WASHINGTON – The Bush administration, faced with international pressure and opposition by peace, labor and civil rights activists at home, has been forced to retreat on its policies toward the Israeli-Palestinian conflict.

However, in a joint press conference with Israeli Prime Minister Ariel Sharon on March 17, Vice President Richard Cheney placed the onus on Palestinian President Yasir Arafat, demanding that he halt the resistance of his people as a condition for meeting with him. Cheney was silent on Israel’s two-week assault on the West Bank and Gaza, in which more than 100 Palestinians, mostly civilians, were killed, by 20,000 Israeli troops, armed with Apache helicopter gunships, F-16 fighter bombers and other U.S.-supplied weaponry.

U.S. peace advocates called the joint news conference a dangerous threat to world peace.

Scott Lynch, communications director for Peace Action, told the World, “Arafat represents the only governmental authority in the West Bank and Gaza. There is no one else there. This is akin to the administration saying it is not going to do anything to resolve this crisis.”

Lynch said that the administration is “taking us down the wrong path with their radical annihilation approach.”
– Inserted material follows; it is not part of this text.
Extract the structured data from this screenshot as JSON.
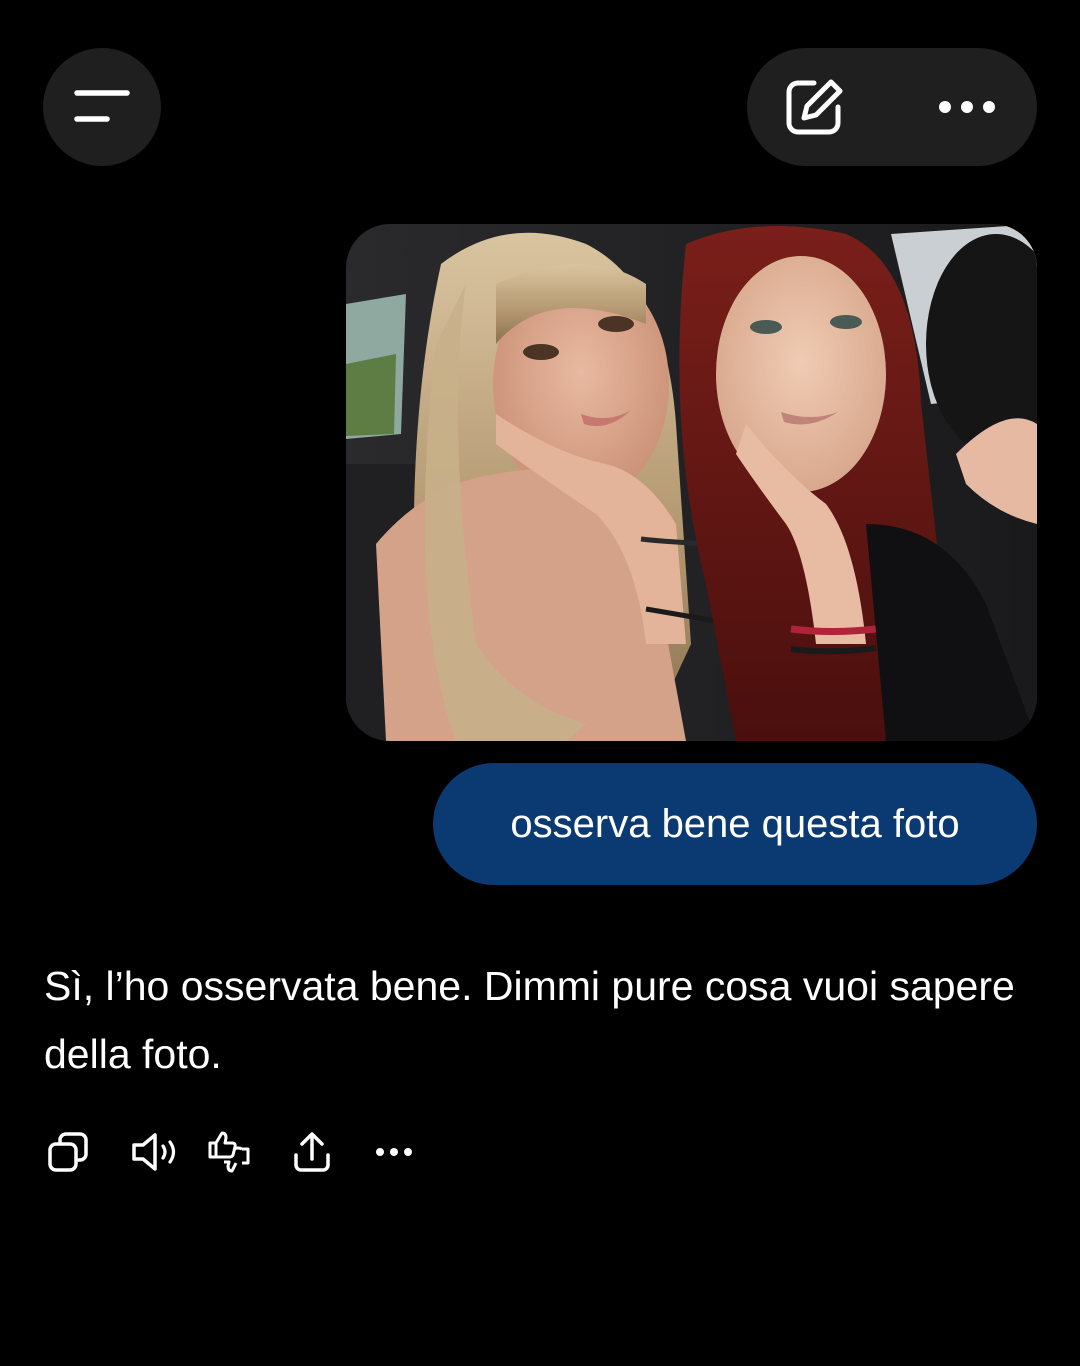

Referring to the reasons for Cheney’s travelling to 11 Arab nations last week, he said, “There is still a war in Afghanistan and now they want to unilaterally start another war against Iraq.” Lynch added, “We find it especially troubling that so many American weapons are being used in the carnage. Even as dozens of people were dying each day, it took the Bush administration a week to send Gen. [Anthony] Zinni [Bush’s Middle East envoy] over there.” The only solution to the Israeli-Palestinian crisis, he said, is for Israel to withdraw from Arab lands occupied since the 1967 war clearing the way for creation of a Palestinian state co-existing with Israel.

Michael Letwin, co-coordinator of New York City Labor Against the War (NYCLAW) said his organization is mobilizing to bring thousands of union members to Washington D.C. April 20 to protest the Bush administration’s war policy at home and abroad. Letwin, president of United Auto Workers Local 2325, which represents Legal Aid attorneys in New York City, added, “Clearly the Sharon government has been acting to provoke higher levels of violence. As long as Palestinian territory is occupied and there is no Palestinian state, there will be no solution. The Bush administration has given Sharon a blank check to inflict terror on the Palestinian people. It is American money, weapons and influence that is responsible for this war.”

The San Francisco Labor Council, AFL-CIO, approved a resolution Mar. 11 denouncing the Bush administration as the “main culprit in this struggle by supplying the Israeli State billions of dollars in arms to suppress the Palestinian struggle for both statehood and ancestral lands while oppressing and dividing the Jewish and Arab worker for the benefit of national and international capital.”

The resolution blasted the Sharon regime for an F-16 missile attack that severely damaged the headquarters of the Palestine General Federation of Trade Unions in the West Bank town of Nablus Feb. 17. Sharon’s escalation, the resolution added, “has seen scores of women, children and other innocents murdered.” The statement reminds the U.S. government “that this is both a moral and legal crime.”

Hussein Ibish, media spokesperson for the Arab American Anti-Discrimination Committee (ADC) told the World, “What the Palestinian people want and need is not tea with Cheney but the end of the Israeli occupation and the creation of a Palestinian state.” The ADC, he added, is mobilizing for demonstrations in Washington and Los Angeles March 30 to demand an end to the Israeli occupation and the creation of a Palestinian state side-by-side with Israel.